Hi Amit, we can sync up on Monday regarding this.
These are the current open issues/points we need to consider related to background processing and document processing.
1) https://tracker.exphosted.com/view.php?id=4719
This is more of a ruby garbage collection issue. God always sees that delayed job is taking too much memory during document conversion and restarts it. This needs to be fixed. As ruby process spawns delayed job worker, we may need to explicitly garbage collect in the code that is run by delayed job. It is observed that delayed job worker is more memory heavy than the other options like resque/sidekique.
2) To have multiple workers of delayed job we need to upgrade delayed job plugin and also make sure it supports our REE/rails versions(as DJ depends on active record). Also, make sure that our code is thread safe.
3) https://tracker.exphosted.com/view.php?id=5965
Observed that as soon as a record is queued in delayed jobs table , it is removed and mail is sent that files are processed. But actually the conversion did not happen.
4) We have issues with office 2007+ document conversions due to current openoffice version. To achieve better results, we need to use libreoffice on Ubuntu servers. So, not only background processing , synchronous document conversion also needs to be moved to separate machine.
5) As of now, we use both workling and delayed job in our code base for background tasking.
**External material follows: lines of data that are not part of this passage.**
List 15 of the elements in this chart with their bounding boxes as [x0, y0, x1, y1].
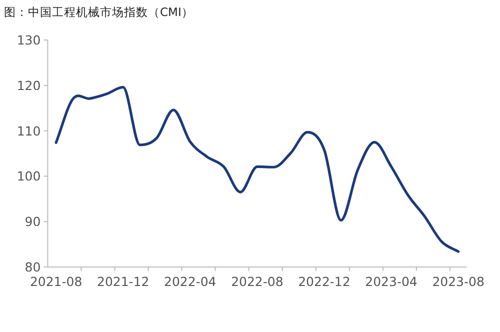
- x-tick-label: 2021-12: [97, 274, 150, 289]
- y-tick-label: 100: [16, 168, 41, 184]
- y-tick-label: 130: [16, 32, 41, 48]
- x-tick-label: 2021-08: [30, 274, 82, 289]
- x-tick-label: 2022-04: [164, 274, 216, 289]
- x-tick-label: 2023-04: [365, 274, 418, 289]
- y-tick-label: 80: [24, 260, 41, 274]
- x-tick-label: 2022-08: [231, 274, 284, 289]
- x-tick-label: 2023-08: [432, 274, 484, 289]
- line-series: [54, 86, 460, 253]
- y-tick-label: 120: [16, 78, 41, 93]
- chart-title: 图：中国工程机械市场指数（CMI）: [4, 5, 194, 19]
- x-tick-label: 2022-12: [298, 274, 350, 289]
- y-tick-label: 90: [24, 214, 41, 230]
- y-tick-label: 110: [16, 123, 41, 138]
We need to standardize them and decide on which one can be used across the system.
1) Fix delayed job : Running multiple delayed job processes on same machine and also have delayed job run on multiple machines.
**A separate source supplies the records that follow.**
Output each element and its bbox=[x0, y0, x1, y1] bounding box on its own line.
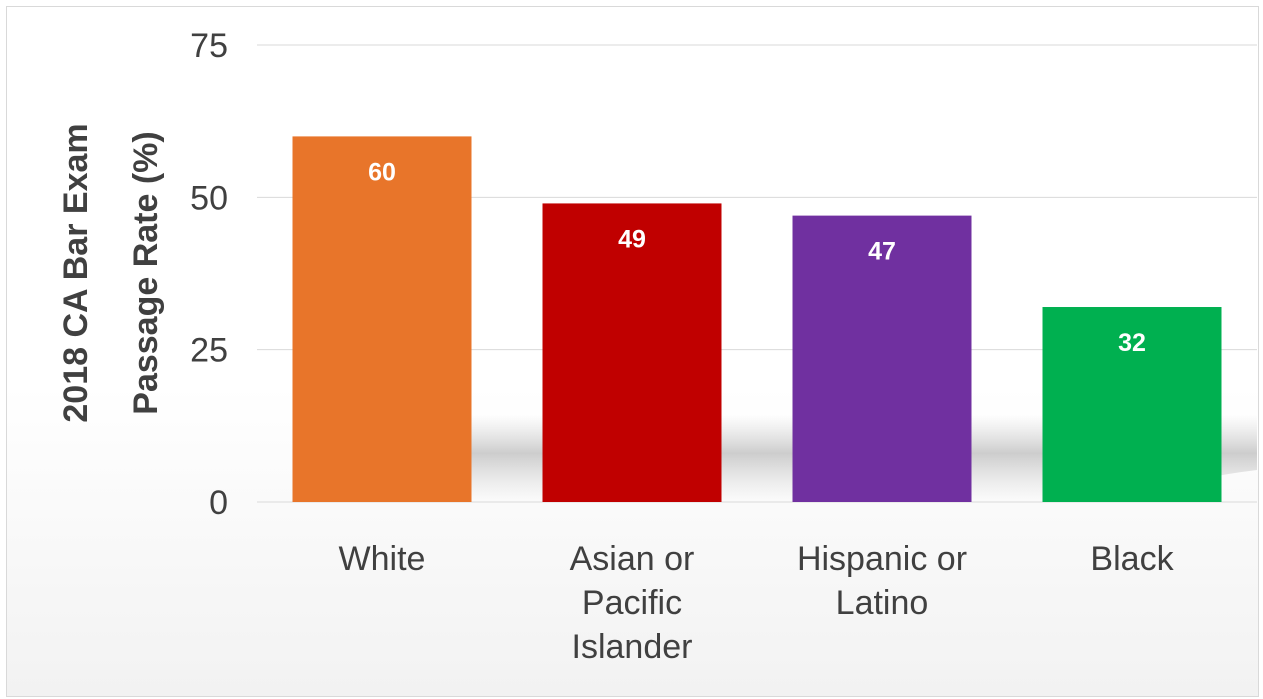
y-tick-label: 0 bbox=[209, 484, 228, 522]
data-label: 60 bbox=[368, 158, 396, 186]
floor-shadow bbox=[300, 415, 1257, 500]
x-tick-label: Asian or Pacific Islander bbox=[570, 540, 695, 666]
shadow-band bbox=[300, 415, 1257, 500]
y-axis-ticks: 0 25 50 75 bbox=[190, 27, 228, 522]
bar bbox=[292, 136, 472, 502]
data-label: 47 bbox=[868, 238, 896, 266]
x-tick-label: Black bbox=[1090, 540, 1174, 578]
x-axis-ticks: White Asian or Pacific Islander Hispanic or L… bbox=[339, 540, 1175, 666]
data-label: 32 bbox=[1118, 329, 1146, 357]
bar bbox=[792, 215, 972, 502]
bar bbox=[1042, 307, 1222, 502]
y-tick-label: 75 bbox=[190, 27, 228, 65]
x-tick-label: Hispanic or Latino bbox=[797, 540, 967, 622]
bars bbox=[292, 136, 1222, 502]
y-axis-label: 2018 CA Bar Exam Passage Rate (%) bbox=[57, 123, 165, 422]
y-tick-label: 50 bbox=[190, 179, 228, 217]
y-axis-title: 2018 CA Bar Exam Passage Rate (%) bbox=[57, 123, 165, 422]
y-tick-label: 25 bbox=[190, 332, 228, 370]
data-labels: 60 49 47 32 bbox=[368, 158, 1146, 357]
data-label: 49 bbox=[618, 225, 646, 253]
x-tick-label: White bbox=[339, 540, 426, 578]
bar bbox=[542, 203, 722, 502]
http://stackoverflow.com/questions/4621817/rails-can-i-run-backgrounds-jobs-in-a-different-server
2) Delayed job alternatives:
- http://www.celeryproject.org/
Initial evaluation of delayed jobs alternatives -
https://wiki.exphosted.com/doku.php/background_jobs_crossbow
Below are few changes made in how the background jobs are performed
1. Stop god on both app servers. (Ignore unable to stop god messages during deployment as we are stopping god here.)
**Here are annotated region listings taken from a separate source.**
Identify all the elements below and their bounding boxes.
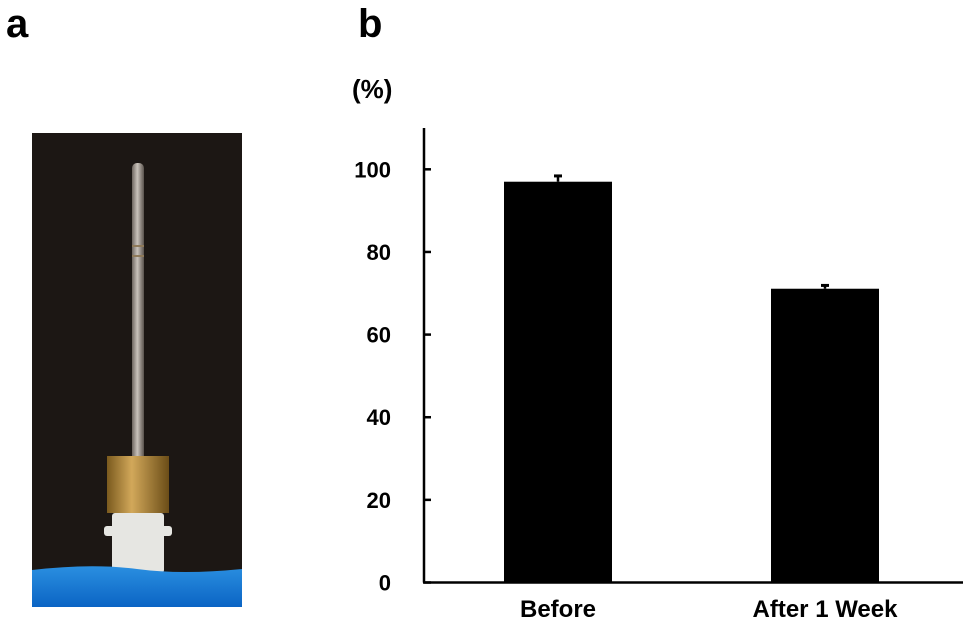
brass-collar: [107, 456, 169, 513]
bar-0: [504, 181, 612, 583]
y-tick-label: 100: [354, 157, 391, 182]
probe-photo: [32, 133, 242, 607]
y-tick-label: 40: [367, 405, 391, 430]
panel-label-b: b: [358, 2, 383, 46]
y-tick-label: 80: [367, 240, 391, 265]
x-tick-label: After 1 Week: [753, 596, 899, 621]
y-tick-label: 60: [367, 323, 391, 348]
bar-1: [771, 288, 879, 583]
probe-rod: [132, 163, 144, 463]
y-tick-label: 20: [367, 488, 391, 513]
blue-base: [32, 566, 242, 607]
y-axis-label: (%): [352, 74, 392, 104]
panel-label-a: a: [6, 2, 29, 46]
x-tick-label: Before: [520, 596, 596, 621]
y-tick-label: 0: [379, 571, 391, 596]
2. Changes to /deploy/systasks/god.sh .
3. Changes to /deploy/crossbow/shared/config/generic_monitoring.god
4. Remove workling reference from /deploy/crossbow/shared/config/<environment>.rb
(remove the line - Workling::Remote.dispatcher = Workling::Remote::Runners::StarlingRunner.new)
1) By default delayed job failed jobs are attempted 25 times. This count can be reduced to 10 or even 5 to make sure delayed job won't waste time reprocessing the failing jobs again.